TRUE BLOOD, composed by Nathan Barr, fits this bill. I've listened to the music numerous times over the past few weeks and I love it's simplicity, its exposed and unexpected momentum, and of course the solo and chamber ensemble sound which I've opined countless times is near and dear to my heart.
Television music is certainly experiencing a renaissance and TRUE BLOOD is an example. Now I'll just have to acquire the DVDs and place them in line. At my rate I'll get to watching the series sometime in 2026.
I'll try to maintain a watchful eye on any new soundtrack releases as they appear. I won't be as diligent as Harry's weekly DVD column (which is my personal favorite here on AICN), but I'll do my best to call attention to the ones that deserve it. Since most of the soundtracks spotlighted here are limited editions, they will sell out.
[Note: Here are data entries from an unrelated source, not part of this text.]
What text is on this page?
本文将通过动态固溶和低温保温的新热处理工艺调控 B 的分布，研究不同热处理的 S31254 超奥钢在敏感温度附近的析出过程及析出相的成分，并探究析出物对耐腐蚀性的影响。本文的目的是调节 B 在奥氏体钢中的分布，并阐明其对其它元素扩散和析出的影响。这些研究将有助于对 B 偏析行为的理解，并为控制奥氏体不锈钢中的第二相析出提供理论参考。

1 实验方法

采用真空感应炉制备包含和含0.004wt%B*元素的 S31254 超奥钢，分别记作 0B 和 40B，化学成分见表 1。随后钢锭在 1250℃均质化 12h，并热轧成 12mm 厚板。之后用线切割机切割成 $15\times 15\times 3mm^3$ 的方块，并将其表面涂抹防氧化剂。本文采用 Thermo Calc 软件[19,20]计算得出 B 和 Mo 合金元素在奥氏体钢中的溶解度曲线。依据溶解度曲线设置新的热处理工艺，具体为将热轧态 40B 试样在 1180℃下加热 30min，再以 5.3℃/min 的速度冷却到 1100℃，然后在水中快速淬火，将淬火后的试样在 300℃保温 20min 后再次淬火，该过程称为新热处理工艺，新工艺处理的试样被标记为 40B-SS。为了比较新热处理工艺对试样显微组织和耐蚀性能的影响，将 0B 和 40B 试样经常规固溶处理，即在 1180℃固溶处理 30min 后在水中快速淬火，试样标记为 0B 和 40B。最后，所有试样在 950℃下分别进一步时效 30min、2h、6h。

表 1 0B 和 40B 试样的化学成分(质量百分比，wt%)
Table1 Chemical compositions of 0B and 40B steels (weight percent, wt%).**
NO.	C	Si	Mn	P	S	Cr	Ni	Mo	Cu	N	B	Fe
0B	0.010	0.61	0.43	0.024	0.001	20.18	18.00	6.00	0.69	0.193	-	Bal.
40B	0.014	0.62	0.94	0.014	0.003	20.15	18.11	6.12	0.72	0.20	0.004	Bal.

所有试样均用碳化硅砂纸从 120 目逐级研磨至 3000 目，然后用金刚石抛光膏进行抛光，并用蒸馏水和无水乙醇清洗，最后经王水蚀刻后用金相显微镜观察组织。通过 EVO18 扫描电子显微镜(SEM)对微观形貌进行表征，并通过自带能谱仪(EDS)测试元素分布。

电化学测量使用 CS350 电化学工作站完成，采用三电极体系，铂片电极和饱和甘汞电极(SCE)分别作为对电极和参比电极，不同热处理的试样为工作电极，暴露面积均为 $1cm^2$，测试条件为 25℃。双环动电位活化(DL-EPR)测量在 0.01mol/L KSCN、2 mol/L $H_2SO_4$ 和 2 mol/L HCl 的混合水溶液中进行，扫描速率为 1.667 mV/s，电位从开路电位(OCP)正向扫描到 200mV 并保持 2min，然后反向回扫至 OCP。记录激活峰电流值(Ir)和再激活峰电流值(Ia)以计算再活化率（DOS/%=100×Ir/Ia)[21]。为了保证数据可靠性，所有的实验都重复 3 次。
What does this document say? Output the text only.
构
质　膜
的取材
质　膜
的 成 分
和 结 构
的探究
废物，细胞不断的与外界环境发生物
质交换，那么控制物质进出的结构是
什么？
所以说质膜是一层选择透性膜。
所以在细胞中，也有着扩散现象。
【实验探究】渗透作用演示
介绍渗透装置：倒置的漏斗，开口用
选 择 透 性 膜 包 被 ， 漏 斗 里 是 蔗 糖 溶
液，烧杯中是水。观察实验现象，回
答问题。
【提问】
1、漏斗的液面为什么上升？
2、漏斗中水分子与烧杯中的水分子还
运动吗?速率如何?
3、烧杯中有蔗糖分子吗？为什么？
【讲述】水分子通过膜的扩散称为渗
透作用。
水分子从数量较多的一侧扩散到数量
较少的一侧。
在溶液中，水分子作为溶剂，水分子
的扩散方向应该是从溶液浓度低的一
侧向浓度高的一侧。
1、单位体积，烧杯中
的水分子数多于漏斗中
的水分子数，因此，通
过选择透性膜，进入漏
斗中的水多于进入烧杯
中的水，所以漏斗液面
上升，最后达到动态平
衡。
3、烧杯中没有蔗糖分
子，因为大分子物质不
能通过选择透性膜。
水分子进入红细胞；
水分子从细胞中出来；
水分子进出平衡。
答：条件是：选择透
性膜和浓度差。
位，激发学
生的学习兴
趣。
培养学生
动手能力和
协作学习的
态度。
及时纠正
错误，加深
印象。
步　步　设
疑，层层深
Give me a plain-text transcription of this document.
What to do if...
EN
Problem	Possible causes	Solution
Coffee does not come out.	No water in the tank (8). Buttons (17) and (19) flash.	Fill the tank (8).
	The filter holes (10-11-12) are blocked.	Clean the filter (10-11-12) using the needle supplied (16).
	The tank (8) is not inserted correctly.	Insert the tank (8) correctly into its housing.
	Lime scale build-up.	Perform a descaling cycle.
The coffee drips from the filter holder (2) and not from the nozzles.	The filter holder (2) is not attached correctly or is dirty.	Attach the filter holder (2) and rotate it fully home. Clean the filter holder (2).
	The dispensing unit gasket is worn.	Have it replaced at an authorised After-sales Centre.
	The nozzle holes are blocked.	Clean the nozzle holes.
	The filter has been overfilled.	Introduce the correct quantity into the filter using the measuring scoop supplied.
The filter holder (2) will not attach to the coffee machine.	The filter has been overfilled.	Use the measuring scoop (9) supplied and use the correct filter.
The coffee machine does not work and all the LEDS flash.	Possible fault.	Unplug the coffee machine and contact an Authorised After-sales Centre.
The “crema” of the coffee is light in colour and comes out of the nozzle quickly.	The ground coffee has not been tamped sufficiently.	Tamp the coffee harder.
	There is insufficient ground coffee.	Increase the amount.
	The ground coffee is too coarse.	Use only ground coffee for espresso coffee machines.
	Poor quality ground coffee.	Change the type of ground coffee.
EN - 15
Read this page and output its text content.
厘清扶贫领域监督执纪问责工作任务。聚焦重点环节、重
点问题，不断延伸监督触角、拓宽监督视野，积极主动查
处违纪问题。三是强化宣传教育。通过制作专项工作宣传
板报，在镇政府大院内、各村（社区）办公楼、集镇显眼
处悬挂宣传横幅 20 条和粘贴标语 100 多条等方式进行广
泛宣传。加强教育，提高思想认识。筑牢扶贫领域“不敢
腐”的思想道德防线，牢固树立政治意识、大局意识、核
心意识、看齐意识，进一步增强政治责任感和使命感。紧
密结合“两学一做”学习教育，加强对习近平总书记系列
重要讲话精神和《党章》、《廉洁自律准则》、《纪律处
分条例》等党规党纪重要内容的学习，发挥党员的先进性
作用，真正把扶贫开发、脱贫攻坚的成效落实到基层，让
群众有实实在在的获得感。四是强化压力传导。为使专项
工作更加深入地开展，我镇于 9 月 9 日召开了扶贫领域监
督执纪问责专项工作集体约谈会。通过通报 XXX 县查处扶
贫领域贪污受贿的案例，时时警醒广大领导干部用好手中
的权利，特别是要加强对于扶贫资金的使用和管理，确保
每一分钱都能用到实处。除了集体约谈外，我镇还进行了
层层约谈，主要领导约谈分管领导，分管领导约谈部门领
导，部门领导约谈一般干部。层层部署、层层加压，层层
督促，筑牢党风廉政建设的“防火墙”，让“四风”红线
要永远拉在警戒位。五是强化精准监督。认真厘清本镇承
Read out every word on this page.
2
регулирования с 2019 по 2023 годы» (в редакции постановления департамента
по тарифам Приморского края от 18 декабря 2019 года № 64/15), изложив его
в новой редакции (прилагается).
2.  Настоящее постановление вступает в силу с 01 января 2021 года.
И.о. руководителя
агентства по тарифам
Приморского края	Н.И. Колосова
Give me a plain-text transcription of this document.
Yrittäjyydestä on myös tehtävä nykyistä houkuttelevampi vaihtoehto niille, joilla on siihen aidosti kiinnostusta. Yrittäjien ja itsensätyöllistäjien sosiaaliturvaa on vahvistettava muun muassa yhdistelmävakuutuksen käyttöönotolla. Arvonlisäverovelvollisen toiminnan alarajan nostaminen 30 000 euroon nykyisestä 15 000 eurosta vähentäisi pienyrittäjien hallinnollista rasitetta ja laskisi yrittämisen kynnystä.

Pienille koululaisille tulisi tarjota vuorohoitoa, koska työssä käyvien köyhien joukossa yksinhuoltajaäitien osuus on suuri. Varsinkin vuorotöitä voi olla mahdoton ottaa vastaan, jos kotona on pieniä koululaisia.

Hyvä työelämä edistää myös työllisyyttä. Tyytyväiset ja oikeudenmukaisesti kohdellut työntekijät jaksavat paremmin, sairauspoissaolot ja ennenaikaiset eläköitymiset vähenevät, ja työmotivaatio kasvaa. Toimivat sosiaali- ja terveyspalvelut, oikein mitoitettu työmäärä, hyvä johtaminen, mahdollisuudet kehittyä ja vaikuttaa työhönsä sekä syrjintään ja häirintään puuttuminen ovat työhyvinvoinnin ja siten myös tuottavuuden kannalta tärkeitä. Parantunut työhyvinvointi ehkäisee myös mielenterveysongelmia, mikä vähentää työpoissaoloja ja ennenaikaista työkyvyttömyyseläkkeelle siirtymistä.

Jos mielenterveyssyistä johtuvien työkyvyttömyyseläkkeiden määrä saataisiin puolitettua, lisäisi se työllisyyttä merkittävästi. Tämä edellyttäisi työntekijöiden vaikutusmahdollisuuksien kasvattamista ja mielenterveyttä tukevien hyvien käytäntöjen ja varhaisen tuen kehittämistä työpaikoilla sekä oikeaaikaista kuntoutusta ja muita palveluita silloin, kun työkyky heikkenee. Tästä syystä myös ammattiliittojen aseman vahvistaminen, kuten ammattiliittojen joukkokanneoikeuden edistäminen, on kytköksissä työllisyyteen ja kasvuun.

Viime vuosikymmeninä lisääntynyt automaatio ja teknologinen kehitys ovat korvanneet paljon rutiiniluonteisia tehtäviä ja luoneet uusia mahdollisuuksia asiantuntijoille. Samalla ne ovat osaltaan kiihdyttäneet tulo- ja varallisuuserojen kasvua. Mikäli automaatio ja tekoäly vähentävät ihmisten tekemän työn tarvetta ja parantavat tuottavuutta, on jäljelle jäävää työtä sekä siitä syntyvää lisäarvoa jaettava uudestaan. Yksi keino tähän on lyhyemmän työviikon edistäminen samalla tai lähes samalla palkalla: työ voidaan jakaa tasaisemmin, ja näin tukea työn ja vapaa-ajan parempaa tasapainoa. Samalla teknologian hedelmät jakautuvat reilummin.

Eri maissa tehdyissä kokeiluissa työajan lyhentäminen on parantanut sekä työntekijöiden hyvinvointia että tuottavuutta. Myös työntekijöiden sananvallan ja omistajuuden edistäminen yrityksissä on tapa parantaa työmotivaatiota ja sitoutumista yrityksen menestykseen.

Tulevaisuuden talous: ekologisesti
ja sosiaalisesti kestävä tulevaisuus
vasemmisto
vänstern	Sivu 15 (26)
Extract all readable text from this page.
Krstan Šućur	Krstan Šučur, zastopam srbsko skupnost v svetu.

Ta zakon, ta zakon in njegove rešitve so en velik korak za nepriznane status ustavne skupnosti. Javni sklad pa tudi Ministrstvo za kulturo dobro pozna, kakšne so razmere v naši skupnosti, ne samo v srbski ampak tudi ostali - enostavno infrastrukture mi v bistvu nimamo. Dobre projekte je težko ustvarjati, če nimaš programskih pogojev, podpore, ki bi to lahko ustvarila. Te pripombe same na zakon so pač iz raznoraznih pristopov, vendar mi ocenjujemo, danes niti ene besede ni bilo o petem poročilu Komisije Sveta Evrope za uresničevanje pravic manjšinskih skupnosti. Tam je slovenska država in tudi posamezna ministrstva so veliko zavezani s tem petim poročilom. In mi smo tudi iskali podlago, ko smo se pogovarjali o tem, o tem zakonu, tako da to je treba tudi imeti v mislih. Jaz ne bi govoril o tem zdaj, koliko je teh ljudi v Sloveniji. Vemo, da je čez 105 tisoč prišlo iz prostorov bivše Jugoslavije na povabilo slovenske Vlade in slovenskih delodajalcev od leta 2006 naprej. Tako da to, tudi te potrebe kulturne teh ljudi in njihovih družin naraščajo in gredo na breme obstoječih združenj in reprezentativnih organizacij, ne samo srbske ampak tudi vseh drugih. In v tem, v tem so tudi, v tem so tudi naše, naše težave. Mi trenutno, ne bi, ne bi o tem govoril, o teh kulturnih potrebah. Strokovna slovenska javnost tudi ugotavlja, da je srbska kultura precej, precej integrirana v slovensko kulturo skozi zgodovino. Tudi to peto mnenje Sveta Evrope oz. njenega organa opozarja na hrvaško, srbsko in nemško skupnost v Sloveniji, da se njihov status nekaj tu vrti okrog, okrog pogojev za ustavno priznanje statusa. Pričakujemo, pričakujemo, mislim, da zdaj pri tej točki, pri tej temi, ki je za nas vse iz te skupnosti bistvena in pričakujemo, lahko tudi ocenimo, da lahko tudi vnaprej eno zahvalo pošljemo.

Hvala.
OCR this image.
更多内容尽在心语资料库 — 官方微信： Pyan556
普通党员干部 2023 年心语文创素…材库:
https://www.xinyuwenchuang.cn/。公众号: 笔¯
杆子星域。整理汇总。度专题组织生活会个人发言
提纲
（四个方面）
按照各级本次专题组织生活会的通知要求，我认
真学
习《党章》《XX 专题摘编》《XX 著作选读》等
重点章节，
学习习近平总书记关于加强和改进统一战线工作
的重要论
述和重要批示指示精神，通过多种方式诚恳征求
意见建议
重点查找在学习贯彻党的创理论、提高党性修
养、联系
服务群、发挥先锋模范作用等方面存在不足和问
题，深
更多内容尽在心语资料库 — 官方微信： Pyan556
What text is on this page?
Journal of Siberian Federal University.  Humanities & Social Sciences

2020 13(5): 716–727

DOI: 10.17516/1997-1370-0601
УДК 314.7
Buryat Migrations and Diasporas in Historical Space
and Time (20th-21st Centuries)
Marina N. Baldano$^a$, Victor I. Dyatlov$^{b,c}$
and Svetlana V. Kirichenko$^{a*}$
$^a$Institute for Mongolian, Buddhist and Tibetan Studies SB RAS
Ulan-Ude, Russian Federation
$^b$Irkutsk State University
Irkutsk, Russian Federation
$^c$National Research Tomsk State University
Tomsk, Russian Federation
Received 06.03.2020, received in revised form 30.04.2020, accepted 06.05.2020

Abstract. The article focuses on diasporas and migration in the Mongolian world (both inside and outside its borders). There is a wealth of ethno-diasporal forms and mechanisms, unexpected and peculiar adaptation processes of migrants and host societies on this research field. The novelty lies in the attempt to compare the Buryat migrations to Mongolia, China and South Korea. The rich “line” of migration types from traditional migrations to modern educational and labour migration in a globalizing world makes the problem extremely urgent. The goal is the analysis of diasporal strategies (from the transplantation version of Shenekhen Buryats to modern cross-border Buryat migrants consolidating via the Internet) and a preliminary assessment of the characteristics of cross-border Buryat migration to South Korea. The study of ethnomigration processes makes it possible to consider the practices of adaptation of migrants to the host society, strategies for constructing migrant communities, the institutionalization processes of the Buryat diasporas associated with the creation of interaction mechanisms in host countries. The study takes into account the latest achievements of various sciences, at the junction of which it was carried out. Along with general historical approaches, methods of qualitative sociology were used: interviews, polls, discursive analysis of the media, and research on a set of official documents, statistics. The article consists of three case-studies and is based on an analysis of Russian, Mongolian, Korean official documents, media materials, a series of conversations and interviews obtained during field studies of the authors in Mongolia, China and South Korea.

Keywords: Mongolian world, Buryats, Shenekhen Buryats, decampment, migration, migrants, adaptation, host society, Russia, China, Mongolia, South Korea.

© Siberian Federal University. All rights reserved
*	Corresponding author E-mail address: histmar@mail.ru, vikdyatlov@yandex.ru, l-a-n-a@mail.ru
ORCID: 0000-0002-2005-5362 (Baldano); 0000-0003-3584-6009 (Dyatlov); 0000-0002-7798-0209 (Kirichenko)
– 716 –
Some of them a lot sooner than you think.
Since record labels are pulling out all the stops to release so many coveted titles, what could possibly be left? Actually, a lot! I've got a short list brewing of titles I'd love to see get the royal treatment from any of these fine soundtrack establishments. What is at the top of my list?
For years it used to be THE RIGHT STUFF (1983) by Bill Conti but that was issued late last year by Varese Sarabande (and is already sold out). After that, THE GOONIES (1985) by Dave Grusin moved into the top spot for a short time before it was eventually released earlier this year by Varese Sarabande. DRAGONSLAYER by Alex North (1983) was next but La-La Land remedied that desire in a hurry.
So what is now in my top spot? I could easily say GREMLINS (1984) by Jerry Goldsmith, or SPARTACUS (1960) by Alex North, or even an expanded THE TEN COMMANDMENTS (1956) by Elmer Bernstein or TOP GUN (1986) by Harold Faltermeyer.
Right now I would have to say that ICEMAN (1984) by Bruce Smeaton is now at the top of my list. It's such a beautiful and haunting score composed primarily of small orchestra, synthesizers, and shakuhachi.
What is your number one "holy grail" soundtrack you'd love to see released on CD?